Une autre prophétie est associée à ces prédictions du témoignage conjoint
des Écritures juives et néphites, dont les fidèles attendent avec espoir et
patience la consommation. Des Écritures supplémentaires sont promises, à
savoir les annales des dix tribus. Notez bien cette promesse : « C'est
pourquoi, parce que vous avez une Bible, vous ne devez point supposer
qu'elle contient toutes mes paroles ; et vous ne devez point supposer non
plus que je n'en aie point fait écrire davantage... car voici je parlerai
aux Juifs, et ils l'écriront ; et je parlerai aussi aux Néphites, et ils
l'écriront ; je parlerai aussi aux autres tribus de la maison d'Israël, que
j'ai emmenées au loin, et elles l'écriront ; et je parlerai aussi à toutes
les nations de la terre et elles l'écriront. Et il arrivera que les Juifs
auront les paroles des Néphites, et que les Néphites auront les paroles des
Juifs ; et les Néphites et les Juifs auront les paroles des tribus perdues
d'Israël ; et les tribus perdues d'Israël auront les paroles des Néphites et
des Juifs » (2 Néphi 29:10,12).
5. Preuves corroboratives présentées par les découvertes modernes
L'archéologie et l'ethnologie du continent américain apportent quelques
preuves corroboratives en faveur du Livre de Mormon. Ces sciences sont, de
leur propre aveu, incapables d'expliquer de façon décisive l'origine des
races américaines natives. Néanmoins les recherches dans ce domaine ont
donné des résultats qui sont assez définis, et le récit du Livre de Mormon
est en général d'accord avec les découvertes les plus importantes. Nous ne
tenterons pas ici de traiter la question à fond ; les limites de ce livre ne
le permettraient pas. Pour une étude détaillée sur le sujet, le lecteur
devrait consulter des ouvrages qui y sont spécialement consacrés. Nous
renvoyons spécialement l'étudiant à l'ouvrage exhaustif de l'Ancien B. H.

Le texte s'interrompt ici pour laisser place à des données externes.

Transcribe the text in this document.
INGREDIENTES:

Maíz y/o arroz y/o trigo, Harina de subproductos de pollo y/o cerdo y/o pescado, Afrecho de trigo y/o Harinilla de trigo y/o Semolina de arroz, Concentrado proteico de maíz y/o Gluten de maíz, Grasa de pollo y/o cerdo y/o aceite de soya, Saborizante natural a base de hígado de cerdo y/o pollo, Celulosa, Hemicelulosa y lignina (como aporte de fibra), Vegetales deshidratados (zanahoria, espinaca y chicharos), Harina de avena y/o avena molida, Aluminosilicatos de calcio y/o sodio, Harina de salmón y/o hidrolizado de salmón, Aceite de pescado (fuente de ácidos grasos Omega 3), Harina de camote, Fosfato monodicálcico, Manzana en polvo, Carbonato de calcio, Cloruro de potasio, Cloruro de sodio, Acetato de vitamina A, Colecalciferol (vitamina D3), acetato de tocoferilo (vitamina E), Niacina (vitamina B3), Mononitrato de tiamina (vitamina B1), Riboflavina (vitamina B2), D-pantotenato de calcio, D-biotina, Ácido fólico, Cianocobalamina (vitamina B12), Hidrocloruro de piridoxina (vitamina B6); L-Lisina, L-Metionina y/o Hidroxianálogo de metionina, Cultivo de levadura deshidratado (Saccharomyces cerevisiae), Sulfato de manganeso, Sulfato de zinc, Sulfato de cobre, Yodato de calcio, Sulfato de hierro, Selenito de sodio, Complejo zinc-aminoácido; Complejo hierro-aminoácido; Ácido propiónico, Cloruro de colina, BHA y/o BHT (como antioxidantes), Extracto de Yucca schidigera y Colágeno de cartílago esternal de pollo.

Roberts, New Witnesses for God, vol. 23, chaps. 24 à 29
inclusivement et vol. 3, chaps. 30 à 34 inclusivement. Parmi
les découvertes les plus significatives faites au sujet des aborigènes
américains, nous trouvons ce qui suit :
1. L'Amérique fut peuplée à une époque très ancienne, probablement peu après
la construction de la tour de Babel.
2. Le continent a été occupé successivement par différents peuples, au moins
par deux groupes, ou prétendues races, à des époques largement séparées.
3. Les aborigènes sont venus de l'Est, probablement d'Asie, et les habitants
les plus récents, ceux de la seconde période, étaient étroitement liés aux
Israélites, sinon identiques à eux.
4. Les races indigènes existant en Amérique proviennent d'une souche
commune.
Du résumé déjà donné de la partie historique du Livre de Mormon, on voit que
chacune de ces découvertes est pleinement confirmée par ces annales. Ainsi
nous y trouvons ce qui suit:
1. L'Amérique fut colonisée par les Jarédites, venus directement des scènes
de Babel.
2. Les Jarédites occupèrent le pays pendant environ dix-huit cent cinquante
ans et, vers l'époque de leur extinction, aux environs de 590 av. J.-C.,
Léhi et son groupe vinrent s'établir sur le continent où ils se
multiplièrent et devinrent deux nations séparées, les Néphites et les
Lamanites. Les premiers furent anéantis vers 385 ap. J.-C. environ mille ans
après le débarquement de Léhi - et les derniers survécurent dans un état
dégénéré jusqu'à ce jour et sont représentés par les tribus indiennes.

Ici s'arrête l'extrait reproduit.